Clause de non-concurrence: la renonciation doit être sans équivoque
Publié lePour protéger les intérêts de son entreprise, un employeur peut insérer une clause de non-concurrence dans le contrat de travail d’un salarié. L'insertion d'une clause de non-concurrence a pour but d'éviter que le salarié ne fasse bénéficier un autre employeur du savoir-faire spécifique qu'il a acquis dans l'entreprise en échange le salarié entravé dans sa capacité à retrouver un emploi devra obtenir une compensation financière.
Faculté de dédit unilatéral de l’employeur
Le plus souvent, l’employeur se réserve dans le contrat de travail la possibilité de libérer le salarié de la clause de non-concurrence au moment du départ, ce pour s’exonérer du paiement de l’indemnité de non-concurrence. Il y a là souvent une situation injuste pour le salarié.
En effet, ce dernier lié par la clause de non-concurrence aura été dans l’obligation d’éconduire les propositions qu’il aura reçues de la part d’entreprises concurrentes alors qu’il était en poste.

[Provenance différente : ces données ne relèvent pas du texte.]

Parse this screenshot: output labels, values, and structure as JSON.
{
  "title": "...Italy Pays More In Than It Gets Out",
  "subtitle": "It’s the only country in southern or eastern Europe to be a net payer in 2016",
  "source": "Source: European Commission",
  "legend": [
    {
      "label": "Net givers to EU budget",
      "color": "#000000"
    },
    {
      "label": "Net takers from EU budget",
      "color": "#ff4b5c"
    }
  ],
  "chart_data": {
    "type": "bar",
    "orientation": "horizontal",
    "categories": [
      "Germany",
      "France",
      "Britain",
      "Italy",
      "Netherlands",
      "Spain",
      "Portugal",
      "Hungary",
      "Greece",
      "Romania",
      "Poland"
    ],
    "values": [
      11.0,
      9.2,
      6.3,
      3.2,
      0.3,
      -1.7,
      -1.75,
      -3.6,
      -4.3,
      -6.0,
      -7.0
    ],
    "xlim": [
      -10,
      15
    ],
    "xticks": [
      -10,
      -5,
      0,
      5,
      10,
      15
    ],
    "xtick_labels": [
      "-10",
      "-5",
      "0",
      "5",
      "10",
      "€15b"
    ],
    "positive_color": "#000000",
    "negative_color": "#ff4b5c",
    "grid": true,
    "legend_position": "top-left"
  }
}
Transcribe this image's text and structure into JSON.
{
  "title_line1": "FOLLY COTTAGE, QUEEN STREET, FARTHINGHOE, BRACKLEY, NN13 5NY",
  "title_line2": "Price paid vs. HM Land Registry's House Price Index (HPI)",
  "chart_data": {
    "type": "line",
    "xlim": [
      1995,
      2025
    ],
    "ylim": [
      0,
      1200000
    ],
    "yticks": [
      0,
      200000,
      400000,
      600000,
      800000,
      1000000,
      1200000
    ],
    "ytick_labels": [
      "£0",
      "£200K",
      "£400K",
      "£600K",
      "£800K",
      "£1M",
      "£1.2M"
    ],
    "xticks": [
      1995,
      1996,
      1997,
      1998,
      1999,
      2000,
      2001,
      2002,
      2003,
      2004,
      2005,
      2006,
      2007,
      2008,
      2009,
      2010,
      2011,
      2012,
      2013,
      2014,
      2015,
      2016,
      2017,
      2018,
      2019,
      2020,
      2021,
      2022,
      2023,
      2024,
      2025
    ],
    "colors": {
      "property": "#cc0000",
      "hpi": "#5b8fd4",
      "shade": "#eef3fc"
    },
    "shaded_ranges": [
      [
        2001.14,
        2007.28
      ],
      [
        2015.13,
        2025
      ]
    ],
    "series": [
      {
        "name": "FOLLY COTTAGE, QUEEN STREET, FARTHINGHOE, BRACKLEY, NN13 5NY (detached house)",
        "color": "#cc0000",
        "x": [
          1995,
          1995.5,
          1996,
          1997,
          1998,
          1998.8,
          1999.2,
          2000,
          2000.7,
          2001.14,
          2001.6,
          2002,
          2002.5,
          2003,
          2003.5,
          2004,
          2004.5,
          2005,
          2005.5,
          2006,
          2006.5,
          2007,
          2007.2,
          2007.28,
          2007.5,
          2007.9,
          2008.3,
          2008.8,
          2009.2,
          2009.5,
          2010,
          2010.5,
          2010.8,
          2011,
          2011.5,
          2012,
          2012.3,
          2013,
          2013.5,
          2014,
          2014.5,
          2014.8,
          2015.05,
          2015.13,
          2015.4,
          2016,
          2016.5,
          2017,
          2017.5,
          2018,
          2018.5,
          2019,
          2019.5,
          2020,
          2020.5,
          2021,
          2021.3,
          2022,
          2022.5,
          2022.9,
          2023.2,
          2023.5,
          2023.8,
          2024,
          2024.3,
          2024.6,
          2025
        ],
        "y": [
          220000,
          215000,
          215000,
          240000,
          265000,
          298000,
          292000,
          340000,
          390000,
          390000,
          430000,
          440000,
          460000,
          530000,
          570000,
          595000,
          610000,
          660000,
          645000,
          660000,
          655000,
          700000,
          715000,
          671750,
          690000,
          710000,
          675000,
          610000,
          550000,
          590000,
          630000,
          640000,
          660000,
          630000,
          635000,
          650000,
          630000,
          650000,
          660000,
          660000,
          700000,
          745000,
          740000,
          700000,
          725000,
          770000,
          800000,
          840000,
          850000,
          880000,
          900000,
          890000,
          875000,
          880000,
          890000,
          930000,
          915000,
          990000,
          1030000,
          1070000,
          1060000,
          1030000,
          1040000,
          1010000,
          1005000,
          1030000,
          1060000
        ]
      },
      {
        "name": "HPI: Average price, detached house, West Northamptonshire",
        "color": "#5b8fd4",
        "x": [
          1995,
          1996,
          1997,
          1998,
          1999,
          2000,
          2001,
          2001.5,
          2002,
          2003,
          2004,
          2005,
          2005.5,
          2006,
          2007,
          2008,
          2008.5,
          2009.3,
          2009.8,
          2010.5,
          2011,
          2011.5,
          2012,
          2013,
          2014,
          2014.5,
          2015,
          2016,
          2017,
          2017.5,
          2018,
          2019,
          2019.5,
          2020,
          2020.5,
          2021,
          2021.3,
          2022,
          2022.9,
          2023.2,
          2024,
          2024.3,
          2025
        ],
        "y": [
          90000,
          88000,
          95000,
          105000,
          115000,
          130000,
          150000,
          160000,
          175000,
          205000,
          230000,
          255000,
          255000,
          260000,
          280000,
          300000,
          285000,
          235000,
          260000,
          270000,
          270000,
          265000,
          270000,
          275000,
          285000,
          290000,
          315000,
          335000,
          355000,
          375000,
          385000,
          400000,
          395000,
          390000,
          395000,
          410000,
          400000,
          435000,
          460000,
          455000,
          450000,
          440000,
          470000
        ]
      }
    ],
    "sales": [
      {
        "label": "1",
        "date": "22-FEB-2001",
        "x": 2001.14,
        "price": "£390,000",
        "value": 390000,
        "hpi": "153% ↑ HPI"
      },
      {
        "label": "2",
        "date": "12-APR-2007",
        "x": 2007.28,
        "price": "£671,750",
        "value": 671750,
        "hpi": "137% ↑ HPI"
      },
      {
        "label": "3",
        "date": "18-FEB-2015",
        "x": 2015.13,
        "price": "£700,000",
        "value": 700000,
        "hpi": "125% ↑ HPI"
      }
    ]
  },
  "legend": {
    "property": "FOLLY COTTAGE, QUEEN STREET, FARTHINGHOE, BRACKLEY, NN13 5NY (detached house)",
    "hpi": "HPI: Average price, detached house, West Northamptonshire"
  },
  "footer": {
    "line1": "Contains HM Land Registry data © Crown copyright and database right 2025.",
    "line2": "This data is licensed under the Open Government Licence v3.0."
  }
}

En raison de l’existence de la clause de non-concurrence dans son contrat de travail, il ne peut prendre le risque de démissionner de son emploi pour rejoindre une entreprise concurrente, sauf à être ensuite « bloqué » par son ancien employeur qui exige le respect de la clause de non-concurrence.
En revanche, quand l’employeur se séparera d’un salarié dont il ne craint plus le potentiel de nuisance concurrentiel, par exemple en raison de son âge, il s’empressera alors de le libérer de la clause de non-concurrence au moment du licenciement. Le salarié ne recevra donc pas la contrepartie financière correspondant à la clause de non-concurrence qui l’aura entravé pendant tout le temps de son emploi.
Clause de non concurrence et rupture conventionnelle
Dans un arrêt du 6 février 2019 (n° 17-27188) la chambre sociale de la Cour de Cassation a eu l’occasion de revenir sur cette notion. En l’espèce un salarié réclamait le paiement de la contrepartie pécuniaire de la clause de non concurrence insérée dans le contrat de travail. Précédemment, aux termes d’un protocole d'accord de rupture conventionnelle, le salarié avait pourtant déclaré « avoir été réglé de toutes sommes, y compris et sans limitation, toute rémunération fixe, variable ou complément de rémunération éventuel, indemnité de quelque nature que ce soit, remboursements de frais et autres sommes qui lui étaient dues par la société au titre de l'exécution du contrat de travail ou du fait de la rupture conventionnelle de celle-ci, et plus généralement de toute relation de fait ou de droit ayant existé entre les parties, ou entre le salarié et toute autre société du groupe auquel la société appartient ». Par conséquent, la société faisait valoir qu'il était « manifeste que les parties avaient ensemble décidé d'écarter l'application de la clause de non-concurrence ».
La renonciation doit être sans équivoque !
Ce raisonnement n’a pas été retenu par la Cour de cassation qui rappelle que « la renonciation par l'employeur à l'obligation de non concurrence ne se présume pas et ne peut résulter que d'actes manifestant sans équivoque la volonté de renoncer ». Ainsi, une mention « générale » dans une convention de rupture conventionnelle ne vaut pas renonciation de l’employeur à une clause de non-concurrence. Pour que la dénonciation unilatérale de la clause de non concurrence par l’employeur soit valable, ce dernier aurait dû y renoncer par LRAR. Une mesure logique qui permet de protéger le salarié contre l’interprétation de mentions équivoques au moment où il est poussé vers la sortie.
En l’espèce, la Cour de cassation a donc considéré que l’employeur n’avait pas renoncé à la clause de non-concurrence et il a été condamné à payer l’indemnité de non-concurrence à son ancien salarié.